I had a lot of trouble getting a good grade on a paper on Twelfth Night once, and my diehard-Shakespeare-fan roommate insisted that it was because I see literature as something that doesn’t have to depend on authorial intent, as long as the reader forges some meaningful understanding, but with Shakespeare (and others of his time), that was a lot more valued than perhaps it has been since then.

With that in mind, I’m seeing Whitman as possibly setting the stage for this “gymnast” (1016) reader he references. In the aforementioned 1017 quote, he outright says the literature you read isn’t the be-all-end-all– it just isn’t that monolithic or cut-and-dry.
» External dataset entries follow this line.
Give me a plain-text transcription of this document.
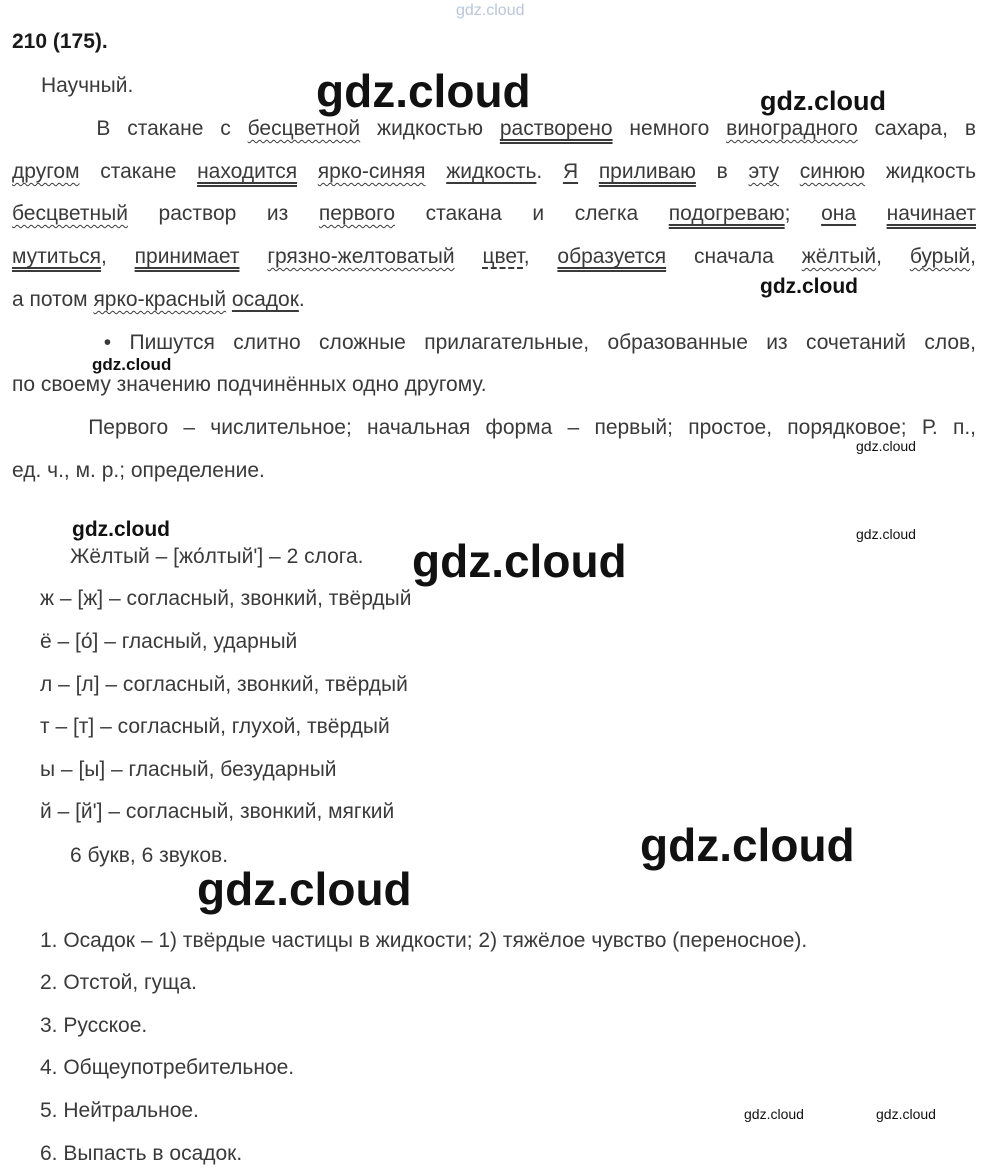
gdz.cloud
gdz.cloud	gdz.cloud
gdz.cloud
gdz.cloud
gdz.cloud
gdz.cloud	gdz.cloud
gdz.cloud
gdz.cloud
gdz.cloud
gdz.cloud	gdz.cloud
210 (175).
Научный.
В стакане с бесцветной жидкостью растворено немного виноградного сахара, в
другом стакане находится ярко-синяя жидкость. Я приливаю в эту синюю жидкость
бесцветный раствор из первого стакана и слегка подогреваю; она начинает
мутиться, принимает грязно-желтоватый цвет, образуется сначала жёлтый, бурый,
а потом ярко-красный осадок.
• Пишутся слитно сложные прилагательные, образованные из сочетаний слов,
по своему значению подчинённых одно другому.
Первого – числительное; начальная форма – первый; простое, порядковое; Р. п.,
ед. ч., м. р.; определение.
Жёлтый – [жо́лтый'] – 2 слога.
ж – [ж] – согласный, звонкий, твёрдый
ё – [о́] – гласный, ударный
л – [л] – согласный, звонкий, твёрдый
т – [т] – согласный, глухой, твёрдый
ы – [ы] – гласный, безударный
й – [й'] – согласный, звонкий, мягкий
6 букв, 6 звуков.
1. Осадок – 1) твёрдые частицы в жидкости; 2) тяжёлое чувство (переносное).
2. Отстой, гуща.
3. Русское.
4. Общеупотребительное.
5. Нейтральное.
6. Выпасть в осадок.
The reader her/himself is the one vested with the power, and to some extent, responsibility, to create meaning. It’s the same worn-out question of if a tree falls in a forest with no people to hear it, does it make a sound? Whitman can write the most brilliant stuff in the world, but what is it worth if we don’t sit here analyzing (or agonizing over) it? He becomes a genius by prompting us to have these discussions, discussions that at times center around him as a person, and at times push us to go in myriad fascinating directions.

So, the fact that Whitman claims the literature itself is less important than the reader’s subsequent thoughts and actions both enables us to find/create the unprecedented American identity, AND it creepily retains the title as impetus for such discoveries/creations. Maybe it even compels us to say, “What are you talking about, Whitman? Of course your books are magnificent and more powerful than my measly thoughts.” I think that duality (multiplicity . . . ) makes him use the reader in a unique way. I love T. S. Eliot, I really do, but he almost pales in comparison when he says, “Let us go then, you and I.” It’s like, thanks, dude, you recognize I as a reader exist and then string me along to these really stress-inducing streets, when Whitman places his own text secondary to any impending thoughts or actions of my own. I just can’t stop thinking about how Whitman’s statement simultaneously opens up these huge avenues of possibility for ANY reader of his work (how democratic!) and places himself as a part of all I do, say, and think (how Big Brother!). (And how brilliant.)